CHANCELLOR ANGELA Merkel has warned she will “not tolerate” premature criticism that Germany used excessive force in ordering a Nato airstrike in Afghanistan that killed at least 78 people including civilians.
The growing controversy over the bombing of two stolen fuel tankers has shaken up a lacklustre general election campaign and put Germany’s controversial military deployments at the top of the agenda – exactly where the main political parties didn’t want it.
“Contradictory statements about . . . the number of deaths mean it won’t be possible to clear things up today,” said Dr Merkel to the Bundestag yesterday.
After expressing regret for Afghan civilian deaths resulting from German actions, she used unusually sharp language to attack criticism from Nato partners.
“I will not tolerate that,” said Dr Merkel brusquely, “neither at home nor abroad.” Tensions have arisen, particular with the US, over claims from Nato partners that the air strike was ill-judged and that it demolishes a new Nato strategy in Afghanistan to reduce civilian casualties.
Opposition parties demanded the resignation of defence minister Franz Josef Jung yesterday for claiming immediately after the attack that no civilians were killed.
“Your strategy is cover up, deny and then, when there’s no other option, ‘I excuse myself for what I previously said’,” said leading Green Party politician Jürgen Trittin.
A preliminary Nato investigation confirmed yesterday that innocent civilians as well as insurgents were killed and injured in the air- strike after the hijacking by Taliban militants of two petrol tanker trucks near the northern town of Kunduz.
Four days after the attack, confusion still surrounds the exact death toll: a preliminary Nato report suggests up to 78 were killed. Local officials in Afghanistan first said 56 people were killed then revised that figure up to 135 dead and 27 injured, including many children.
A decade after its first post-war military deployment in Kosovo, the incident has revived growing unhappiness in Germany about its military role in the world.
Dr Merkel acknowledged as much yesterday, using most of her Bundestag speech to remind voters why Germany sent troops to participate in the Nato mission in Afghanistan: as an answer to the September 11th attacks, eight years ago on Friday.
“The consequences of not acting will affect us just as much as the consequences of acting,” she said. “The mission in Afghanistan is our reaction to terrorism. It originated from there, and not the other way around.”
Germany has sent over 4,000 soldiers to Afghanistan in a mandate which, though tightly controlled by parliament, has changed drastically since they arrived in 2001 in what was the largely peaceful northern region.
Initially, their posting around Kunduz kept German soldiers away from active combat and allowed politicians to sell the mission to a sceptical public at home as being about peacekeeping and reconstruction.
But the situation has changed drastically in recent months and German troops are increasingly under attack from the Taliban.

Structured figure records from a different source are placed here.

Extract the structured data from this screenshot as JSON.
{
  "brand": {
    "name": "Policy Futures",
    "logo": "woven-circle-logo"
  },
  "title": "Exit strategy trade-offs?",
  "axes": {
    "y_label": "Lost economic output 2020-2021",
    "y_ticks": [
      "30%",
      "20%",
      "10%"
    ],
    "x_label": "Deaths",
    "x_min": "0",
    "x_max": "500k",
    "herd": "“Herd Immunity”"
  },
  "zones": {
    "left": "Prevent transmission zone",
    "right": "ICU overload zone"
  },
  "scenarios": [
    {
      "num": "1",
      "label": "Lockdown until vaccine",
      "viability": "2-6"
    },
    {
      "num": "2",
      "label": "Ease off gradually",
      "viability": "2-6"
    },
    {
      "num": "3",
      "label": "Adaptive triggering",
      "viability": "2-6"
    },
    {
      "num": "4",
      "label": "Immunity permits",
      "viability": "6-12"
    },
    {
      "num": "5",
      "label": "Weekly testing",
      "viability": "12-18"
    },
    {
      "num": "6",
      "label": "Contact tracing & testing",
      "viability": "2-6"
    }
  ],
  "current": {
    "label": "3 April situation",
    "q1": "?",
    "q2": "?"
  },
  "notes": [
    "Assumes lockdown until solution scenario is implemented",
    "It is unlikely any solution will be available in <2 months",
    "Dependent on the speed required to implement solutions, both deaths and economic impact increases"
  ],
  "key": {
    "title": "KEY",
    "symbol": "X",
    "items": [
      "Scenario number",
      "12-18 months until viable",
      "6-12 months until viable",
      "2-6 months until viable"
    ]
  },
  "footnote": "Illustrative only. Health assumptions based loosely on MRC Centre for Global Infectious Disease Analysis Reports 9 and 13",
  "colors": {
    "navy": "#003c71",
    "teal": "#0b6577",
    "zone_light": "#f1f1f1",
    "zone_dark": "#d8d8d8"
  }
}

With two-thirds of Germans already opposed to the military deployment, politicians are finding it increasingly difficult to maintain the idea that German troops are involved in peacekeeping rather than outright war against the Taliban.

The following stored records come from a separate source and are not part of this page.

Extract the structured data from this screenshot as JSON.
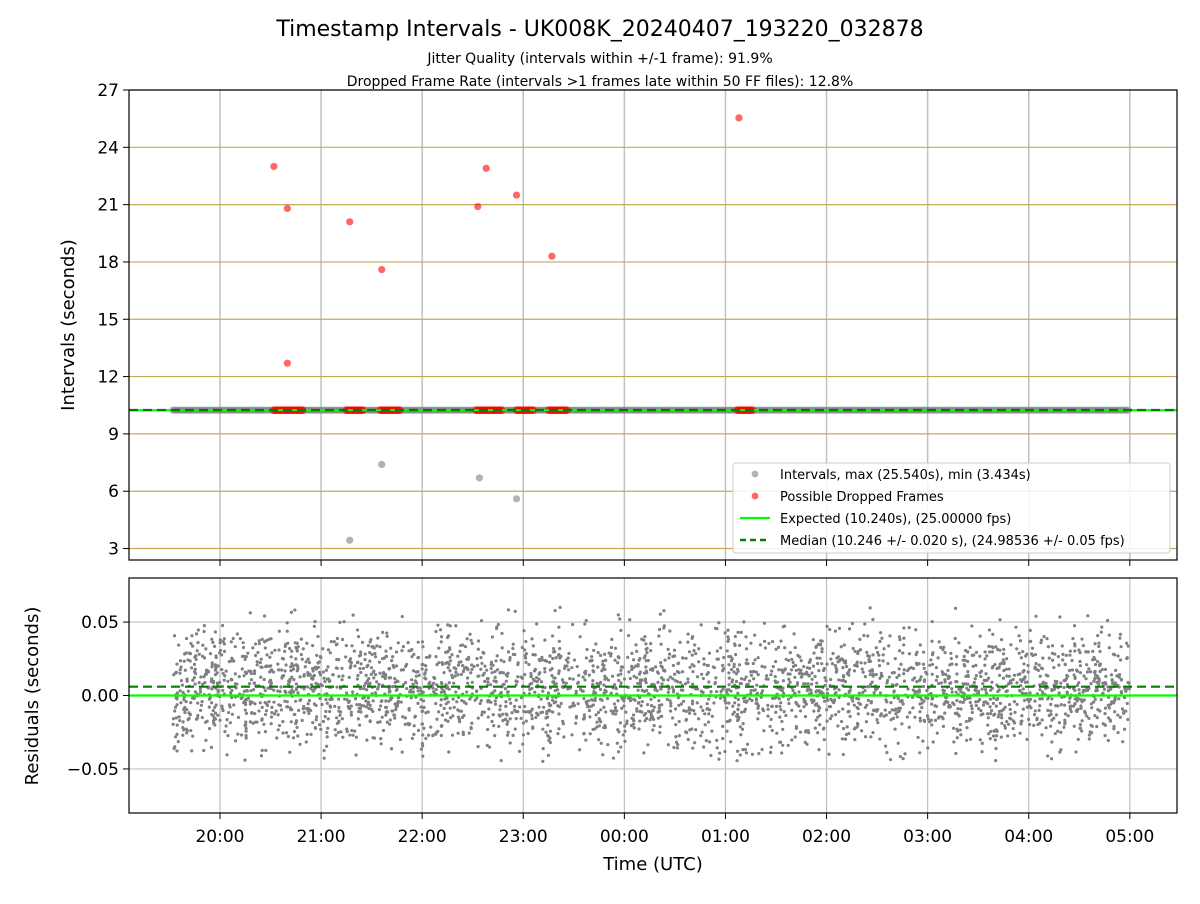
{
  "figure": {
    "title": "Timestamp Intervals - UK008K_20240407_193220_032878",
    "subtitle_1": "Jitter Quality (intervals within +/-1 frame): 91.9%",
    "subtitle_2": "Dropped Frame Rate (intervals >1 frames late within 50 FF files): 12.8%"
  },
  "chart_data": [
    {
      "type": "scatter",
      "panel": "intervals",
      "ylabel": "Intervals (seconds)",
      "ylim": [
        2.4,
        27
      ],
      "yticks": [
        3,
        6,
        9,
        12,
        15,
        18,
        21,
        24,
        27
      ],
      "ytick_labels": [
        "3",
        "6",
        "9",
        "12",
        "15",
        "18",
        "21",
        "24",
        "27"
      ],
      "xlim": [
        "19:06",
        "05:28"
      ],
      "x_range_data": [
        "19:32",
        "05:00"
      ],
      "grid": "on",
      "legend_position": "lower-right",
      "legend": [
        "Intervals, max (25.540s), min (3.434s)",
        "Possible Dropped Frames",
        "Expected (10.240s), (25.00000 fps)",
        "Median (10.246 +/- 0.020 s), (24.98536 +/- 0.05 fps)"
      ],
      "reference_lines": {
        "expected": 10.24,
        "median": 10.246
      },
      "baseline_series": {
        "name": "Intervals, max (25.540s), min (3.434s)",
        "y": 10.24,
        "x_from": "19:32",
        "x_to": "05:00"
      },
      "outliers_low": [
        {
          "x": "21:17",
          "y": 3.434
        },
        {
          "x": "21:36",
          "y": 7.4
        },
        {
          "x": "22:34",
          "y": 6.7
        },
        {
          "x": "22:56",
          "y": 5.6
        }
      ],
      "dropped_clusters": [
        {
          "x_from": "20:32",
          "x_to": "20:50",
          "y": 10.24
        },
        {
          "x_from": "21:15",
          "x_to": "21:25",
          "y": 10.24
        },
        {
          "x_from": "21:35",
          "x_to": "21:47",
          "y": 10.24
        },
        {
          "x_from": "22:32",
          "x_to": "22:48",
          "y": 10.24
        },
        {
          "x_from": "22:56",
          "x_to": "23:06",
          "y": 10.24
        },
        {
          "x_from": "23:15",
          "x_to": "23:26",
          "y": 10.24
        },
        {
          "x_from": "01:07",
          "x_to": "01:16",
          "y": 10.24
        }
      ],
      "dropped_points": [
        {
          "x": "20:32",
          "y": 23.0
        },
        {
          "x": "20:40",
          "y": 20.8
        },
        {
          "x": "20:40",
          "y": 12.7
        },
        {
          "x": "21:17",
          "y": 20.1
        },
        {
          "x": "21:36",
          "y": 17.6
        },
        {
          "x": "22:33",
          "y": 20.9
        },
        {
          "x": "22:38",
          "y": 22.9
        },
        {
          "x": "22:56",
          "y": 21.5
        },
        {
          "x": "23:17",
          "y": 18.3
        },
        {
          "x": "01:08",
          "y": 25.54
        }
      ]
    },
    {
      "type": "scatter",
      "panel": "residuals",
      "xlabel": "Time (UTC)",
      "ylabel": "Residuals (seconds)",
      "ylim": [
        -0.08,
        0.08
      ],
      "yticks": [
        0.05,
        0.0,
        -0.05
      ],
      "ytick_labels": [
        "0.05",
        "0.00",
        "−0.05"
      ],
      "xticks": [
        "20:00",
        "21:00",
        "22:00",
        "23:00",
        "00:00",
        "01:00",
        "02:00",
        "03:00",
        "04:00",
        "05:00"
      ],
      "xlim": [
        "19:06",
        "05:28"
      ],
      "grid": "on",
      "reference_lines": {
        "expected": 0.0,
        "median": 0.006
      },
      "series": [
        {
          "name": "residuals",
          "x_range": [
            "19:32",
            "05:00"
          ],
          "center": 0.005,
          "spread": 0.02,
          "min": -0.045,
          "max": 0.06,
          "count": 3300
        }
      ]
    }
  ],
  "colors": {
    "intervals": "#808080",
    "dropped": "#ff0000",
    "expected": "#00ff00",
    "median": "#008000",
    "hgrid_top": "#c8a95a",
    "grid": "#c0c0c0"
  }
}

In an apparent concession to growing pressure for a clear exit strategy, Dr Merkel has called for an Afghanistan conference before the year-end.
She said yesterday that local Afghan security forces must “make enough progress in the next five years to allow international troops to steadily reduce their role”.
Analysts suggested yesterday that her call for the conference – agreed with London and Paris but not with Washington – was a deliberate snub to the US in retaliation for recent criticism.